Interesting tool for Java developers:Static analysis tools promise to find existing bugs in your code without requiring much effort on the part of the developer. Of course, if you’ve been programming for long, you know those promises don’t always pan out. Even so, good static analysis tools are a valuable addition to your toolbox. In this first of a two-part series, Senior Software Engineer Chris Grindstaff looks at how FindBugs can help improve the quality of your code and eliminate bugs lying in wait.
Although I may be biased, this tool is really something java devs need to have a look at. It’s quite alive and kicking, including many useful “bug-detectors” that can test common design flaws and coding errors that compilers and style-enforcers just don’t pick up. It’s been run against, notably, the Sun JDK and Eclipse, finding some interesting bugs in each.
*Plug* there’s also an Eclipse plugin in development, so you can scan your project from within Eclipse, and see bug output in the UI, and quickly navigate to the source files and lines in which they occur. Expect quite a bit to come from this plugin in the future.
Are there good equivs for other languages eg C++? I’m guessing there are bucket loads. What do people recommend?
And as for FindBugs, was the example run against jEdit? The ant task snippet looked that way..
Sun Microsystems tools are better because they are Java creators!
I think that Sun Microsystems tools are the best.
And what you think about checkstyle ( http://checkstyle.sourceforge.net/ ) ?
it’s a helpfull tool too…
The kind of analysis this tool does would be extremely difficult for compiled languages like C++. It works by examining the compiled bytecode, not the source. Java’s bytecode is packed with lots of information that you just don’t get in compiled C++ (even with debug info on); it’s simply higher-level than assembly. Plus, compiled C++ obviously is going to look much different depending on the target platform.
I think there are probably source-level static analysis tools for C++, but due to the complexity and the flexibility of C++, they are probably complicated, expensive, and prone to false positives.
Of course there are C/C++ tools – PC-Lint by Gimpel – their ads have been in Dr.Dobbs for like ummm ages
When Sun makes Java a standard then Java has a future otherwise .NET rules!
“When Sun makes Java a standard then Java has a future otherwise .NET rules!”
Anyone can buy the Java Language Specification or Java Virtual Machine Specification from Amazon and get a complete, precise, and consistent specification of the semantics of the source and target languages. And anyone can join the JCP to influence future versions of Java. Any implementation that is certified will meet this specification.
What more do you want?
Java bytecode is not the only intermediate representation. So is GCCs RTL. And there is, for example rtlcheck (http://rtlcheck.sourceforge.net) which does static analysis on RTL.
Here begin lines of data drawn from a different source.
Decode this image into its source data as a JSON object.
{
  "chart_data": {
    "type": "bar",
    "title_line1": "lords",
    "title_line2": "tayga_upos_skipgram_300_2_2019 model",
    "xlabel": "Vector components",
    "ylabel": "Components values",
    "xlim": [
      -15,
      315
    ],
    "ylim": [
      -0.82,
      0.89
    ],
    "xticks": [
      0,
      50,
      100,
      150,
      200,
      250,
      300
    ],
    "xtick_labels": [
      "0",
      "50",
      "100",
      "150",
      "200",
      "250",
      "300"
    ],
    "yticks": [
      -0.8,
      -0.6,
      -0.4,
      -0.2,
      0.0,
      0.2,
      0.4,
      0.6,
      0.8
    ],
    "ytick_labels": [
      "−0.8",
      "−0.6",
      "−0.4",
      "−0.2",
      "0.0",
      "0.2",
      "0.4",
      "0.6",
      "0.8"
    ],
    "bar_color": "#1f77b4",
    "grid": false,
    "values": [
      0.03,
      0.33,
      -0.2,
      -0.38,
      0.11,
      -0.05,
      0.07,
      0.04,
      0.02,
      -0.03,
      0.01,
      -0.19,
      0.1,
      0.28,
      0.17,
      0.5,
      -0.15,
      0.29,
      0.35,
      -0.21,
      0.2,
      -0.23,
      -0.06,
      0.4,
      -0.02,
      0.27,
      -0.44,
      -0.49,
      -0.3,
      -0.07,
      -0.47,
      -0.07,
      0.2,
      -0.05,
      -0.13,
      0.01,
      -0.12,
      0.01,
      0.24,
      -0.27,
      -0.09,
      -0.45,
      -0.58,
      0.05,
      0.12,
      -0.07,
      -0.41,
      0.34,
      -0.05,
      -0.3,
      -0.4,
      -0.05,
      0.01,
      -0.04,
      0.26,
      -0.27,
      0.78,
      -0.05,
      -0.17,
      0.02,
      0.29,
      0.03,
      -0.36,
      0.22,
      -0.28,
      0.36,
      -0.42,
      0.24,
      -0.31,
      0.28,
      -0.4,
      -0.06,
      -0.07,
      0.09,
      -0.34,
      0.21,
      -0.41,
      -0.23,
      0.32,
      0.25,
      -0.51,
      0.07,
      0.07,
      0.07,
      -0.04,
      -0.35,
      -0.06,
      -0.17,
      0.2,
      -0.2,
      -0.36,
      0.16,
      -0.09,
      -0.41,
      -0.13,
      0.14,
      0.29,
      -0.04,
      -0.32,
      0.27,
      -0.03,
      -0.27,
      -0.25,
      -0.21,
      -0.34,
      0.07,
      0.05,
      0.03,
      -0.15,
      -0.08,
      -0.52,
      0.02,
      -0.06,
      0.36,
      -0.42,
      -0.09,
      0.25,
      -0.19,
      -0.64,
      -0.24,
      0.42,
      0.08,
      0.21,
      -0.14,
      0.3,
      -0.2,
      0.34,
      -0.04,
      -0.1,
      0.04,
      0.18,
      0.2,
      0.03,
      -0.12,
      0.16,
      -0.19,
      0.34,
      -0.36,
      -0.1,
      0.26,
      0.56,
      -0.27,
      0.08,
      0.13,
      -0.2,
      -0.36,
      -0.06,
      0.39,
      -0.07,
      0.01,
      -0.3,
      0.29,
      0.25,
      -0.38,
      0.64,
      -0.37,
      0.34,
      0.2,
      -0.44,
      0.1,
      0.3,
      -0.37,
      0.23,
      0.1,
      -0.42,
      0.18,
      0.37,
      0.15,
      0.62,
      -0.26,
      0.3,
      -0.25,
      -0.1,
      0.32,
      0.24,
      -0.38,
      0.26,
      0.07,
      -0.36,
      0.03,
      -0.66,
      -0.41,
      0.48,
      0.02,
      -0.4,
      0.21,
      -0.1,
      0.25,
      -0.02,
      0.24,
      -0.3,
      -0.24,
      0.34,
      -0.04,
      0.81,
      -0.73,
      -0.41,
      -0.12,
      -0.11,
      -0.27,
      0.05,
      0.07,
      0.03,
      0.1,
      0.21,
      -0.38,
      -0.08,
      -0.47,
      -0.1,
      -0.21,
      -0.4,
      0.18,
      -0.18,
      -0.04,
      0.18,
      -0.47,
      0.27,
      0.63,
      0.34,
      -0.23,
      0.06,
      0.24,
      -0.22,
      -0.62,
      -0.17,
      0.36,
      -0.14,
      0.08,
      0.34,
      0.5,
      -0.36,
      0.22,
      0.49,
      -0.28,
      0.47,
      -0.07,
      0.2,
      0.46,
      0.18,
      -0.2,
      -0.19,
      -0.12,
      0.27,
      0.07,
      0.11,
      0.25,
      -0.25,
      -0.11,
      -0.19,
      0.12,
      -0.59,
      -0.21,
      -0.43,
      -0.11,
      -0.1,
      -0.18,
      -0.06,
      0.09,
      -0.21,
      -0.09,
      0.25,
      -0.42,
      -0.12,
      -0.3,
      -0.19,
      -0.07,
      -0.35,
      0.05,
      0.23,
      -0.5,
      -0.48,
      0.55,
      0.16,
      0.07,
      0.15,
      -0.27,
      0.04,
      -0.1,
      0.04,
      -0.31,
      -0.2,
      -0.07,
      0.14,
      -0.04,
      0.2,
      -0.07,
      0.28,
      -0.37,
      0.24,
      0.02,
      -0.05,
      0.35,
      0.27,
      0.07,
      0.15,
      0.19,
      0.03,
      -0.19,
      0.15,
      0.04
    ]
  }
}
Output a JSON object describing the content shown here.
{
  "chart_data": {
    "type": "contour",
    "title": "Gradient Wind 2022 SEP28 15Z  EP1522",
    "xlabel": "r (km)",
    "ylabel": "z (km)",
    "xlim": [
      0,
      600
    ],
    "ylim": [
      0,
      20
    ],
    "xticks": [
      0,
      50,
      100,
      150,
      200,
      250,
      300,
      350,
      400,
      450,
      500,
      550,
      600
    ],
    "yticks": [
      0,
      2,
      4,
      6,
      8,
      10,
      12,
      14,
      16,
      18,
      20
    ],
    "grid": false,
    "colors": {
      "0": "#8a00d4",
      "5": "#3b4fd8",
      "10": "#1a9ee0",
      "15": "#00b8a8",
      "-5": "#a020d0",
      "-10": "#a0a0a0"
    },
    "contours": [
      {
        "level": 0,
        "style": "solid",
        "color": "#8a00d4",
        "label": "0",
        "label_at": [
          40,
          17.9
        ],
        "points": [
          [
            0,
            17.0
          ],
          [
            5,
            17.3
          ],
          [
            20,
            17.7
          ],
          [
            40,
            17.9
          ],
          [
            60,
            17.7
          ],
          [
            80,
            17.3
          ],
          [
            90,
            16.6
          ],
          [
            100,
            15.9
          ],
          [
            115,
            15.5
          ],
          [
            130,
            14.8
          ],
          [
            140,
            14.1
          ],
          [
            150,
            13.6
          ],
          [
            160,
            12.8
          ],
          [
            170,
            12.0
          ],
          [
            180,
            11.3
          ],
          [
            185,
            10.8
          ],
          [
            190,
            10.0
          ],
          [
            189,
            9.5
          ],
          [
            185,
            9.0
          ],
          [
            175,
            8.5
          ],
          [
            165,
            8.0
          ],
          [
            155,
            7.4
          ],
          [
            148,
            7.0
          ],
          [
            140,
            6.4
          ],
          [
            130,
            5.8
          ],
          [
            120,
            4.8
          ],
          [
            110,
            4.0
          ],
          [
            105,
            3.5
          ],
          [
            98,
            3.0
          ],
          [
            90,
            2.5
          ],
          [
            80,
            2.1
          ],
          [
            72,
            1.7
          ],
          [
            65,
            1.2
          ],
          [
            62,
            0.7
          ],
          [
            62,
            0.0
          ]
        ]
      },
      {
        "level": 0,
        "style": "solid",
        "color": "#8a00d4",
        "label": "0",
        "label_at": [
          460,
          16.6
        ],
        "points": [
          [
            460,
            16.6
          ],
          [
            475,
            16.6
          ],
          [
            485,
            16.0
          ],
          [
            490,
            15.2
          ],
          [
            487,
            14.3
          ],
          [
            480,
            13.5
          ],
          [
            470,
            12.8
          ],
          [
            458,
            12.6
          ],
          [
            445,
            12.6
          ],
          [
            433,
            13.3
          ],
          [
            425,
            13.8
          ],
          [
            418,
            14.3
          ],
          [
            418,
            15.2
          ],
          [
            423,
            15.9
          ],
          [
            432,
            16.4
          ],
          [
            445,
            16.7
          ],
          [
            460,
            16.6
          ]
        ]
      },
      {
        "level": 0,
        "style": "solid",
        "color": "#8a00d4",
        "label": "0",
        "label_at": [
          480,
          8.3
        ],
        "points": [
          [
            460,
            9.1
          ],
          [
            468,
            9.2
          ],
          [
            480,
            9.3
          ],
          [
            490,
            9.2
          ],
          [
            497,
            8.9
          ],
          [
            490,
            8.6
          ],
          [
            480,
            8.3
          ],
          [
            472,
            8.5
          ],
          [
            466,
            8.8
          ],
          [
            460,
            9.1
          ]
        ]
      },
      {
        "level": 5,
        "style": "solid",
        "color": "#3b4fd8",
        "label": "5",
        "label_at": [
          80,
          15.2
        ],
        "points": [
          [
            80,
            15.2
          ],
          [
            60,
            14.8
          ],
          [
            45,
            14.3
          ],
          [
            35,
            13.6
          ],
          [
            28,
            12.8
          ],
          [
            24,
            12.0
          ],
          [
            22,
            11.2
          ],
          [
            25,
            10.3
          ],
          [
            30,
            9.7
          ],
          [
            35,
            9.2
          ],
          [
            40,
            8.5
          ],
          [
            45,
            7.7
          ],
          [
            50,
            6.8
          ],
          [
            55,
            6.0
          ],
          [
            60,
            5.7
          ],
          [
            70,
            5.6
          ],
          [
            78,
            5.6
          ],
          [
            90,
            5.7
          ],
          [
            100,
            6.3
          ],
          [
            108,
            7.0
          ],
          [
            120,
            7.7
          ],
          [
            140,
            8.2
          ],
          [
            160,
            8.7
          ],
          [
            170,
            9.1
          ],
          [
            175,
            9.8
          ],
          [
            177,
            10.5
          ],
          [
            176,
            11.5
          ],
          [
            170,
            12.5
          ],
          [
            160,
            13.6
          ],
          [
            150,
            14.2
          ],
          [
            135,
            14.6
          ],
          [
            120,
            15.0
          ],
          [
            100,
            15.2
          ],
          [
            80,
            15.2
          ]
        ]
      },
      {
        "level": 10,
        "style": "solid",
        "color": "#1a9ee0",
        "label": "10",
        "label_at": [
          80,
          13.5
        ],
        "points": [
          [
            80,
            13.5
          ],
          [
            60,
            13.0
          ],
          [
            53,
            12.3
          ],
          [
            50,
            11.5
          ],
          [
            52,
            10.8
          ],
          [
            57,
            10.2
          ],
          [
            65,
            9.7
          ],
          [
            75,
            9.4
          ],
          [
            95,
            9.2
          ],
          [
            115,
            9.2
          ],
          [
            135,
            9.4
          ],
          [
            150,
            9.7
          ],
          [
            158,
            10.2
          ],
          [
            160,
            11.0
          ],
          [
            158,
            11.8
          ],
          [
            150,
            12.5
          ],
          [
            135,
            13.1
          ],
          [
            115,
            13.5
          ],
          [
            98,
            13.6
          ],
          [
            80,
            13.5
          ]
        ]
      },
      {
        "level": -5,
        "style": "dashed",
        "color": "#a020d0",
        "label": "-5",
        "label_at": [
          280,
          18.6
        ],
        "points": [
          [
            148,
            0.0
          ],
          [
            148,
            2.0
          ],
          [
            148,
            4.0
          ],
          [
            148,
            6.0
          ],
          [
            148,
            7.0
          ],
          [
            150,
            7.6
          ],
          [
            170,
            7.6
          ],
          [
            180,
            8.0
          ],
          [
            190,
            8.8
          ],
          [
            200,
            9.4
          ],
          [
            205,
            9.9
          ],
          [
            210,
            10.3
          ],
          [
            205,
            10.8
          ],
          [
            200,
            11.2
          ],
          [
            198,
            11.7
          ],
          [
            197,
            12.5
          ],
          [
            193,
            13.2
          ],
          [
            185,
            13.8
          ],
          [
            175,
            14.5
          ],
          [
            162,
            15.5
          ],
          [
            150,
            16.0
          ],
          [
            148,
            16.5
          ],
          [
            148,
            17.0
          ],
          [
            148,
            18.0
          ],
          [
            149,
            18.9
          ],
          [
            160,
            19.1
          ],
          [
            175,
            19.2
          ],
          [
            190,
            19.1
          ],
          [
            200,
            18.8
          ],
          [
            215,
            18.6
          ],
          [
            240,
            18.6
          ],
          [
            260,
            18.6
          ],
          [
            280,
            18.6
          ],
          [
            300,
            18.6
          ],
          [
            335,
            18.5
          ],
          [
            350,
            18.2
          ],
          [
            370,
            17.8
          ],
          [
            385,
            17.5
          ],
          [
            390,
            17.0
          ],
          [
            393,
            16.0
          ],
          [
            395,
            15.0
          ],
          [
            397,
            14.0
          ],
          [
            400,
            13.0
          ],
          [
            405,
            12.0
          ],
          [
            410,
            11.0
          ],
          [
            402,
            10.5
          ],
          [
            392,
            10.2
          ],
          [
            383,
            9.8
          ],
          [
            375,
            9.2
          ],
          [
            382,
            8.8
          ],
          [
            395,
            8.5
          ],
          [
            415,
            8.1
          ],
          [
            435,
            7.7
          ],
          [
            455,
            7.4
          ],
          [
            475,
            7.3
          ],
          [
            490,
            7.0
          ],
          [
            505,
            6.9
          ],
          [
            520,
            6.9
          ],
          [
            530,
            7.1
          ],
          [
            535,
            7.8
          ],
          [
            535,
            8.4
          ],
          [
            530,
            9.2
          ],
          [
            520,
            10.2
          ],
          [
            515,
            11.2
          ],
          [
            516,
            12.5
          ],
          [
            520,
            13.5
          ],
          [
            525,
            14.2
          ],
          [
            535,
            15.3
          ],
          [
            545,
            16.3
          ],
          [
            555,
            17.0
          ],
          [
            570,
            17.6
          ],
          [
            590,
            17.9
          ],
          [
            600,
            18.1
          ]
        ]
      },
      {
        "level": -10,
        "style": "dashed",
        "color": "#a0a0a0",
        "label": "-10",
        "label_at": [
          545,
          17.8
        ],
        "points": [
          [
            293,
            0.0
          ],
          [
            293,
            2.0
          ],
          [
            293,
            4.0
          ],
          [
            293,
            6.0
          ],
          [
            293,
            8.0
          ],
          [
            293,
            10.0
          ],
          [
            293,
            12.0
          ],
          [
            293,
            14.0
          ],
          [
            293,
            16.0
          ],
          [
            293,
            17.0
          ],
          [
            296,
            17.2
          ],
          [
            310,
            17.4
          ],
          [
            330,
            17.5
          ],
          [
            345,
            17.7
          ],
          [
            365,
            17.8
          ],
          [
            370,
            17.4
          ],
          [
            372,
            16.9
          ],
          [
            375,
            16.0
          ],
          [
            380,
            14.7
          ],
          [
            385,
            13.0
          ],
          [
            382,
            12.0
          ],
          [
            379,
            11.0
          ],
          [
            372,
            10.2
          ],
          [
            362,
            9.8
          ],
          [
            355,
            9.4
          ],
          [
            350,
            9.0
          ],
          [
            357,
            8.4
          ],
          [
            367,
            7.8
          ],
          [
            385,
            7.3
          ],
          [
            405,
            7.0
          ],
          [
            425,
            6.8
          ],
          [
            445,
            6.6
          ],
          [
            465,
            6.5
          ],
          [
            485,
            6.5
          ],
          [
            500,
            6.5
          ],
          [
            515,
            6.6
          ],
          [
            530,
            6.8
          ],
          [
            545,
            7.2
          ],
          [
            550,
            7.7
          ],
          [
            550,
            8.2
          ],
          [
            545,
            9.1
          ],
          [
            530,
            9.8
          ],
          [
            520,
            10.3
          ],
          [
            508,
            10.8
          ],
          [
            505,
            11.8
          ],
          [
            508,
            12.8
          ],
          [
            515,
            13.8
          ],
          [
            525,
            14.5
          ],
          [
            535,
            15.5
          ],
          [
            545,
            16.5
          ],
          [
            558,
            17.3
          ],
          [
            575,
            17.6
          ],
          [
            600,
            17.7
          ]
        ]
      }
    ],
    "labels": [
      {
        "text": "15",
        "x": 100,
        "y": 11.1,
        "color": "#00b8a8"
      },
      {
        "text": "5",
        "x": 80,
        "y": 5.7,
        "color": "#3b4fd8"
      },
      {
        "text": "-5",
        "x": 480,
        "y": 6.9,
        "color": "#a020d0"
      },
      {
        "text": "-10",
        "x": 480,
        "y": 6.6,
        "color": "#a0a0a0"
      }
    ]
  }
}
Another example of static analysis for C++ would be the safecode project (http://safecode.cs.uiuc.edu/).
“What more do you want?”
I want to build my own Java compiler and virtual machine and not have to pay royalties to Sun. According to Sun you must pay up!
Sell your betas and then turn around and sell support for your betas. After a few iterations of this and you have a solid system; Develop a new system that requires the same process. If this new system renders the old one obsolete, great. If it it doesn’t even better – a regenerated cash channel from compatibility issues with the old and new! Rinse, lather, repeat.
(For you zealots out there)
Software in general seems to have been following this practice since it became a lucritive industry – read not limited to Microsoft
I want to build my own Java compiler and virtual machine and not have to pay royalties to Sun.